The claim here seems to be that it runs usefully fast on CPU.
We're not sure how accurate this claim is, because we don't know how fast this model runs on a GPU, because:
> Absent from the list of supported chips are GPUs [...]
And TFA doesn't really quantify anything, just offers: > Perhaps more impressively, BitNet b1.58 2B4T is speedier than other models of its size — in some cases, twice the speed — while using a fraction of the memory.

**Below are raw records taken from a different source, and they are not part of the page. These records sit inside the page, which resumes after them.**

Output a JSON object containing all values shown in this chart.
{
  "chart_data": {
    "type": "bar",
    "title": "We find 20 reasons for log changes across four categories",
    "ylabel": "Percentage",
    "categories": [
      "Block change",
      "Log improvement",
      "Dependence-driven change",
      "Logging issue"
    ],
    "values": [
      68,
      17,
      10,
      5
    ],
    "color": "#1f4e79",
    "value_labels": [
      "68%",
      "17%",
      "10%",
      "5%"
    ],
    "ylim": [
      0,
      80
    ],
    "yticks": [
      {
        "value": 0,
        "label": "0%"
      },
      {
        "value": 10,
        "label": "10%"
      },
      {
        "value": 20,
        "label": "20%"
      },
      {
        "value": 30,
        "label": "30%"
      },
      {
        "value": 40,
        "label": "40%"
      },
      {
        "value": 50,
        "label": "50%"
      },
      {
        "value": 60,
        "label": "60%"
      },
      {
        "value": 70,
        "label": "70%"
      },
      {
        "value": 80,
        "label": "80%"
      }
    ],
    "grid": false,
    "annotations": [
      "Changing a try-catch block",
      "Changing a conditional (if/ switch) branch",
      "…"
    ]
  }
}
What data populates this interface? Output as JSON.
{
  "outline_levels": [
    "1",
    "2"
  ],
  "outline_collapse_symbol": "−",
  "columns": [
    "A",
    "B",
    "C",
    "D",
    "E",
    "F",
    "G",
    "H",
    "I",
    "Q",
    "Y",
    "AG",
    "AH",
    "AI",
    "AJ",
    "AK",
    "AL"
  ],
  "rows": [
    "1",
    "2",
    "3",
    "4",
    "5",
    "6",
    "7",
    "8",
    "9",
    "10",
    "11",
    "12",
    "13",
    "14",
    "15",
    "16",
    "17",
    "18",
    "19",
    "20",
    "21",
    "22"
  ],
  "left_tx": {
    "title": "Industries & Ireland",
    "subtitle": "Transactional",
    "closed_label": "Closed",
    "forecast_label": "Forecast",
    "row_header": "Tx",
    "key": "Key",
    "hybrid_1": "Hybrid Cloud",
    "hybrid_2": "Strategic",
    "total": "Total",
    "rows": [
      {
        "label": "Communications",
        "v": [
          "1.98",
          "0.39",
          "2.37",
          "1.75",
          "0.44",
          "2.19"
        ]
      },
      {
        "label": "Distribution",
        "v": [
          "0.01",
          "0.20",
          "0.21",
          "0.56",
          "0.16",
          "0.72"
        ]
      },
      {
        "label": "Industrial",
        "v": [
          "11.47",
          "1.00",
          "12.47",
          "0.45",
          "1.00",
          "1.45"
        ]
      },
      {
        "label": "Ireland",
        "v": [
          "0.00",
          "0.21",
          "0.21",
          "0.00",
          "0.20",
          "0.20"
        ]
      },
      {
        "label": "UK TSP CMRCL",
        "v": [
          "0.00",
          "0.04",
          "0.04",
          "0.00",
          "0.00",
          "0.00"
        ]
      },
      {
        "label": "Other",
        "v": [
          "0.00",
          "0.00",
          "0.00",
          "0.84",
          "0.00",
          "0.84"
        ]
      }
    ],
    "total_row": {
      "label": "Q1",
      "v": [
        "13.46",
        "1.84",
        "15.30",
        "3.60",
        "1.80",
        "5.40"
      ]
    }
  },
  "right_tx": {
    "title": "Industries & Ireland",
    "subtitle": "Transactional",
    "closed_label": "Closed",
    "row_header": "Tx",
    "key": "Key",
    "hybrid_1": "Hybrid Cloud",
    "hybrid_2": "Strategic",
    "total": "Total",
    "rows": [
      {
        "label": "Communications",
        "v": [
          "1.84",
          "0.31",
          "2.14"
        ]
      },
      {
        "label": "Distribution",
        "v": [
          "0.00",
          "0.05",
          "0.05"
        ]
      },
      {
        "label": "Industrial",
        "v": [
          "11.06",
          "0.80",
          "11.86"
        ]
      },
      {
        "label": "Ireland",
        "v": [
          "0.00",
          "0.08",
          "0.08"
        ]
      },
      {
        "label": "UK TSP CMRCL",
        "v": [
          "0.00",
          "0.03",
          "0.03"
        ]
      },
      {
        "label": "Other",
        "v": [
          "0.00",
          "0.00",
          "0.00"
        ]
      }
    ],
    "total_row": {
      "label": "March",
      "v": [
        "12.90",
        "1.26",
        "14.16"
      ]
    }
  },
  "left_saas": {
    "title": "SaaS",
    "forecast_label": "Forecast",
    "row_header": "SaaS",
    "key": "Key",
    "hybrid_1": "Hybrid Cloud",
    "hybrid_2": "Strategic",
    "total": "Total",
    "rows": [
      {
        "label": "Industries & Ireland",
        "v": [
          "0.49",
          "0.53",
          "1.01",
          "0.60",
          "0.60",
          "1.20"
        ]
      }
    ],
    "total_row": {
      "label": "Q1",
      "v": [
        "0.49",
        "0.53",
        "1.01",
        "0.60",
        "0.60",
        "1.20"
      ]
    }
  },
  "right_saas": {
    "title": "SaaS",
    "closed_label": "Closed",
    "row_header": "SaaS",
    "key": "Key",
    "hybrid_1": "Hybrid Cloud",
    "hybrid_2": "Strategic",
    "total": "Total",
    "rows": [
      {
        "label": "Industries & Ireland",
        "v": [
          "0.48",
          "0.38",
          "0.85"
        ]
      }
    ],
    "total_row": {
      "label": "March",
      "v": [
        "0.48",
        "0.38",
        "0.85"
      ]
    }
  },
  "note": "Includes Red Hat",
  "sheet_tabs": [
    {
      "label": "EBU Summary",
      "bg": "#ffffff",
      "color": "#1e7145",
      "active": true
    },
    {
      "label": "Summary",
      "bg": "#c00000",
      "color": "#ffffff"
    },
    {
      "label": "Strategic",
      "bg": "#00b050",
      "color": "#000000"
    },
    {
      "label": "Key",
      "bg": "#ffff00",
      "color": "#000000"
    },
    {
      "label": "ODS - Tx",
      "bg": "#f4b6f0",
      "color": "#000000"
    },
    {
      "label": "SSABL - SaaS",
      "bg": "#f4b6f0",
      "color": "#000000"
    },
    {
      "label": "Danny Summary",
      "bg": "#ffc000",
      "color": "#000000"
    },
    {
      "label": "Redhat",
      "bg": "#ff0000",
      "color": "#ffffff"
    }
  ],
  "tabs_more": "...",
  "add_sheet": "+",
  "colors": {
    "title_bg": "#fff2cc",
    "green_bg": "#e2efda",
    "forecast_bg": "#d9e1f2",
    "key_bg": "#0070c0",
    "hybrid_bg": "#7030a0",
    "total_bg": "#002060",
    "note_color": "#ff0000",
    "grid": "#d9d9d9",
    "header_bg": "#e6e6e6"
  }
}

The model they link to is just over 1GB in size, and there's plenty of existing 1-2GB models that are quite serviceable on even a mildly-modern CPU-only rig.
- This is over a year old. The sky did not come down, everyone didn't switch to this in spite of the "advantages". If you look into why, you'll see that it does, in fact, affect the metrics, and some more than others, and there is no silver bullet.
- The pricing war will continue to rock bottom
- Why do they call it "1-bit" if it uses ternary {-1, 0, 1}? Am I missing something?
by nodesocket
1 subcomments
- There are projects working on distributed LLMs, such as exo[1]. If they can crack the distributed problem fully and get performance it’s a game changer. Instead of spending insane amounts on Nvidia GPUs, can just deploy commodity clusters of AMD EPYC servers with tons of memory, NVMe disks, and 40G or 100G networking which is vastly less expensive. Goodbye Nvidia AI moat.
[1] https://github.com/exo-explore/exo
by justanotheratom
2 subcomments
- Super cool. Imagine specialized hardware for running these.
- Is there a library to distill bigger models into BitNet?
by instagraham
1 subcomments
- > it’s openly available under an MIT license and can run on CPUs, including Apple’s M2.
Weird comparison? The M2 already runs 7 or 13gb LLama and Mistral models with relative ease.
The M-series and Macbooks are so ubiquitous that perhaps we're forgetting how weak the average CPU (think i3 or i5) can be.
by 1970-01-01
0 subcomment
- ..and eventually the Skynet Funding Bill was passed.